There are various other concerns, but I retain them now as my meager knowledge of Pearl’s school does not allow me to pose serious criticism. I hope to read Causality as soon as I’m freed from this semester’s coursework.
I am now reading Imbens (2020), Potential Outcome and Directed Acyclic Graph Approaches to Causality: Relevance for Empirical Practice in Economics. It is gorgeous to the extent that it becomes discouraging. His ideas nest all of mine!
I also attended a weekly seminar organized by Bochum University (“Why Do People Believe Weird Things? Bayesian Brains, Conspiracy Theories, and Intellectual Vices”) and read through Notes on Bayesian Confirmation by Michael Strevens. They helped me learn more about how Bayesian update works and why it works. Bayesian networks is central to Pearl’s CI framework.

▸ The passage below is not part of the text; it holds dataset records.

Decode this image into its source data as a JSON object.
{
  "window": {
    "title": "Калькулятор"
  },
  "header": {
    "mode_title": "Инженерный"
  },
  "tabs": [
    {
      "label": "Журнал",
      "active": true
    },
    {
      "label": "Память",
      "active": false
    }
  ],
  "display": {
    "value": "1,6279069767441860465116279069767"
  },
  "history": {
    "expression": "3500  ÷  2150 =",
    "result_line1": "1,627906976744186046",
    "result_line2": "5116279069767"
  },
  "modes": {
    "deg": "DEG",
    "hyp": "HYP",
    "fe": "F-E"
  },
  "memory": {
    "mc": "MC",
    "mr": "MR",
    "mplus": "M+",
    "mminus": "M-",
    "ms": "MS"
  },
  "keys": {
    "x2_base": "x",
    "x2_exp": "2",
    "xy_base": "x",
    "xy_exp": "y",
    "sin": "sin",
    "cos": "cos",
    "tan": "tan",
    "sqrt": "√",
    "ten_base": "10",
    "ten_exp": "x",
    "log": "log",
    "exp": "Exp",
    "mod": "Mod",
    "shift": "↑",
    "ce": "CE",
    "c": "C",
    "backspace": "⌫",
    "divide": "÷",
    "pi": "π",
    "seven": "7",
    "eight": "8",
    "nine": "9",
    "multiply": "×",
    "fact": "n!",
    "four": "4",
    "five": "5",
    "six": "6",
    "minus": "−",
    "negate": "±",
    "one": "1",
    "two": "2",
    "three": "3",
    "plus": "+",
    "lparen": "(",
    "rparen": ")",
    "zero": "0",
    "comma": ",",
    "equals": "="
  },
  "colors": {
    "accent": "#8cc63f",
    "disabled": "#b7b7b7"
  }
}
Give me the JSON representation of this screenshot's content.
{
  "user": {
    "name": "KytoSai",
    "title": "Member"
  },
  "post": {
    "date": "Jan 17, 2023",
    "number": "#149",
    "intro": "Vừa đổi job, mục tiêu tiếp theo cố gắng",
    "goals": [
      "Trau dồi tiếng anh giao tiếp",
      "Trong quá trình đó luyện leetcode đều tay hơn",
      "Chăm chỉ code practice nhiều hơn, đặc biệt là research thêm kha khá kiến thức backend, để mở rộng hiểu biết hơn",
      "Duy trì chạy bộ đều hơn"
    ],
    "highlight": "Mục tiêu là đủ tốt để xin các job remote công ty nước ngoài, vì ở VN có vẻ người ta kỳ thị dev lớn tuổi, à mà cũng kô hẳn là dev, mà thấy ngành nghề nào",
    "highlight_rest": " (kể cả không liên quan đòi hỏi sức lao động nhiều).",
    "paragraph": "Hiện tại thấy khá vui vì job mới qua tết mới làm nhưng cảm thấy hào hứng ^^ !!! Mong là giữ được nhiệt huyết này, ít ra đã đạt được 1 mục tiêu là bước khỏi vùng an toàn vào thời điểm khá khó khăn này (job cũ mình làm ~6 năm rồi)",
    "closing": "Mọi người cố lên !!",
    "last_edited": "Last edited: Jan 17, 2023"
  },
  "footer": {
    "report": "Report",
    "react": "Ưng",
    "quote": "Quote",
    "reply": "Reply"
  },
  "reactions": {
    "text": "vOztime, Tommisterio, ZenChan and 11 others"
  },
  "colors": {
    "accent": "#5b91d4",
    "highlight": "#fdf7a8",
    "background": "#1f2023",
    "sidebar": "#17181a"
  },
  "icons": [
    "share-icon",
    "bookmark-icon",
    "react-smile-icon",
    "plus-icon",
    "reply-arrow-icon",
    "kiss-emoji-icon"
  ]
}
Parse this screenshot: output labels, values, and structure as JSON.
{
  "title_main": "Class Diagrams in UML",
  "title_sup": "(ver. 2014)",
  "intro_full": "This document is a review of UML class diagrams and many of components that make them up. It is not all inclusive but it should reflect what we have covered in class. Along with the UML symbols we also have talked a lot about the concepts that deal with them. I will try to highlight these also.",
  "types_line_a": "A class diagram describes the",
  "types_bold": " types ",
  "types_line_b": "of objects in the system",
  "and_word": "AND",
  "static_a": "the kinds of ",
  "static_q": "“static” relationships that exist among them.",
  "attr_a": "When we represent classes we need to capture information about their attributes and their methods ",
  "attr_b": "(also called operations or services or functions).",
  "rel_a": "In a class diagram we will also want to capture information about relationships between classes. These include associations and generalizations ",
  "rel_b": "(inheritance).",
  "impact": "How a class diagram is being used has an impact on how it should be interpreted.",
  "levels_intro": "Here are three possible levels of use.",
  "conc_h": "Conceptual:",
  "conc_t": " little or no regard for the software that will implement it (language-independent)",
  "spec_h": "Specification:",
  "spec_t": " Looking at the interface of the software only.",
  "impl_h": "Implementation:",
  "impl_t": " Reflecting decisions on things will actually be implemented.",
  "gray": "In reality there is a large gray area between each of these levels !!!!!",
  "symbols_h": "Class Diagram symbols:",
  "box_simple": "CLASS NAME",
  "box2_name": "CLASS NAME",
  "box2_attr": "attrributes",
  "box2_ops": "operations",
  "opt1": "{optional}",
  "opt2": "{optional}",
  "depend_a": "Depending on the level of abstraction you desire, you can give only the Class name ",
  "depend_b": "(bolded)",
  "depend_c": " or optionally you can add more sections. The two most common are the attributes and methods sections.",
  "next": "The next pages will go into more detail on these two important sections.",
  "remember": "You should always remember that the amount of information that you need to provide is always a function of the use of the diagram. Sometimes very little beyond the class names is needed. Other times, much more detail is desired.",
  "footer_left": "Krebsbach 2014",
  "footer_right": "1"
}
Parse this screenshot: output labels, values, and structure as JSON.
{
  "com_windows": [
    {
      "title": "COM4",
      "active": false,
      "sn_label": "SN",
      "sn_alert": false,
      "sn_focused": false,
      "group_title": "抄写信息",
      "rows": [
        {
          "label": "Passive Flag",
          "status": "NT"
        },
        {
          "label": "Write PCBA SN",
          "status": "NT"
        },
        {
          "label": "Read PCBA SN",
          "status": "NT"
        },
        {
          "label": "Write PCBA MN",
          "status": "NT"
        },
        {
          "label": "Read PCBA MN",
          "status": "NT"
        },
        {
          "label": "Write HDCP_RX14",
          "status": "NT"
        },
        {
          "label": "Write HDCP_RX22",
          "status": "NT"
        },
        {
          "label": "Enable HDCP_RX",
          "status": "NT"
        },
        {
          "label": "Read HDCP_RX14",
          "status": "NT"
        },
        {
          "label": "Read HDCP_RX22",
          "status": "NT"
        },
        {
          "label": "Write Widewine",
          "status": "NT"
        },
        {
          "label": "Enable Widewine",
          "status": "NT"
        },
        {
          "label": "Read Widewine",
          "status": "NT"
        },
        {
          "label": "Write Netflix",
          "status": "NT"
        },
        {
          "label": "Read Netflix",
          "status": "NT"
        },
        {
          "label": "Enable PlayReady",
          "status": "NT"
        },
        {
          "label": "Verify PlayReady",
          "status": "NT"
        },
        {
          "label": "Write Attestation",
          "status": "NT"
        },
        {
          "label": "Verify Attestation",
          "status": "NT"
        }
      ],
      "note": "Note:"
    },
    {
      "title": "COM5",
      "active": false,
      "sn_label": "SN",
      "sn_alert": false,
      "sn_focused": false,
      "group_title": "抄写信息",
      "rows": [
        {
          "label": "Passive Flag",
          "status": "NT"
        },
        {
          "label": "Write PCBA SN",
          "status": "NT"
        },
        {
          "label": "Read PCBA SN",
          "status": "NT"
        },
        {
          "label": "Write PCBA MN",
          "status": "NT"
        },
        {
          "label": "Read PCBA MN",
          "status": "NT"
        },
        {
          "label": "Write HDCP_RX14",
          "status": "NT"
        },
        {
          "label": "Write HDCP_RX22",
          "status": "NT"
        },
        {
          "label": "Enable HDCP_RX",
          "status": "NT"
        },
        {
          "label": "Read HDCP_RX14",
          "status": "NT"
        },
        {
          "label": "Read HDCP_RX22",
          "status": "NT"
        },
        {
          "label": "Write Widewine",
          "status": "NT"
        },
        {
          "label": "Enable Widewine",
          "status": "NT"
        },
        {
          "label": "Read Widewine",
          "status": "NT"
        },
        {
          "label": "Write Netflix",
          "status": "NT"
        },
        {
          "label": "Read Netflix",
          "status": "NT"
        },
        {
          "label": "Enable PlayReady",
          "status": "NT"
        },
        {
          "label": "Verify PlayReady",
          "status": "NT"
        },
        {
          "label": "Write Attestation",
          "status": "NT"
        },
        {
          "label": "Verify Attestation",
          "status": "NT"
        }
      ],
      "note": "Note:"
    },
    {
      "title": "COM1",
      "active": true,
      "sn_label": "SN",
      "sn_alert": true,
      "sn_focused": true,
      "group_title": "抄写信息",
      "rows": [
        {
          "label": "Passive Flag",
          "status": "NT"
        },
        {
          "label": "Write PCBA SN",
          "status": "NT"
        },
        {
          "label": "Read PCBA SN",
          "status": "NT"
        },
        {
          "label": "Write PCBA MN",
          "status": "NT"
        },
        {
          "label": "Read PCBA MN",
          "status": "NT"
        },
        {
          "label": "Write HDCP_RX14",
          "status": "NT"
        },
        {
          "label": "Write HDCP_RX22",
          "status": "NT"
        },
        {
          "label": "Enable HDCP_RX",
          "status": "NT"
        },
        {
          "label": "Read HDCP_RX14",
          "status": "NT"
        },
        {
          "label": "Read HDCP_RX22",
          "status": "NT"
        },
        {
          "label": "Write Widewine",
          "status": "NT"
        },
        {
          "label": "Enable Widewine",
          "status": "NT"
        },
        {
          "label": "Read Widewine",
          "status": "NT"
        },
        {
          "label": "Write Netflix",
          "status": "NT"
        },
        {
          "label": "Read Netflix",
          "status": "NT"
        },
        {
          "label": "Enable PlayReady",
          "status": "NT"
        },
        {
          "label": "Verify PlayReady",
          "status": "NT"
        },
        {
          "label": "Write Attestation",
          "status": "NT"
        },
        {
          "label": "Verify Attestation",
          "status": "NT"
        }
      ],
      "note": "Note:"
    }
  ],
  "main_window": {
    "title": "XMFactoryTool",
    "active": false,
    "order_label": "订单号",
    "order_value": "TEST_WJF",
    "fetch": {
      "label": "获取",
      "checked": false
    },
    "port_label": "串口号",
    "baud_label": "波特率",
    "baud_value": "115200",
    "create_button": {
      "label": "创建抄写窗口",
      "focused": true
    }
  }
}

CI became a permanent resident of my mind since I first stumbled upon it. When professor Yangbo Song introduced Nash Bargaining as an alternative for the kind of bargaining we normally learn in game theory classes, I realized it bore a surprising similarity to the relationship between PO and DAG, with the former being nonchalant to what exactly happens inside the black box and the latter especially drawn to it. The interesting thing is, the latter is mainstream in game theory whereas the former is mainstream in CI. It may be because game theory is primarily concerned with mechanisms and these mechanisms are manageable and well-defined, while CI is more concerned with outcomes and its mechanisms are extremely hard to define. I thought contrasts like this were fun and sometimes insightful.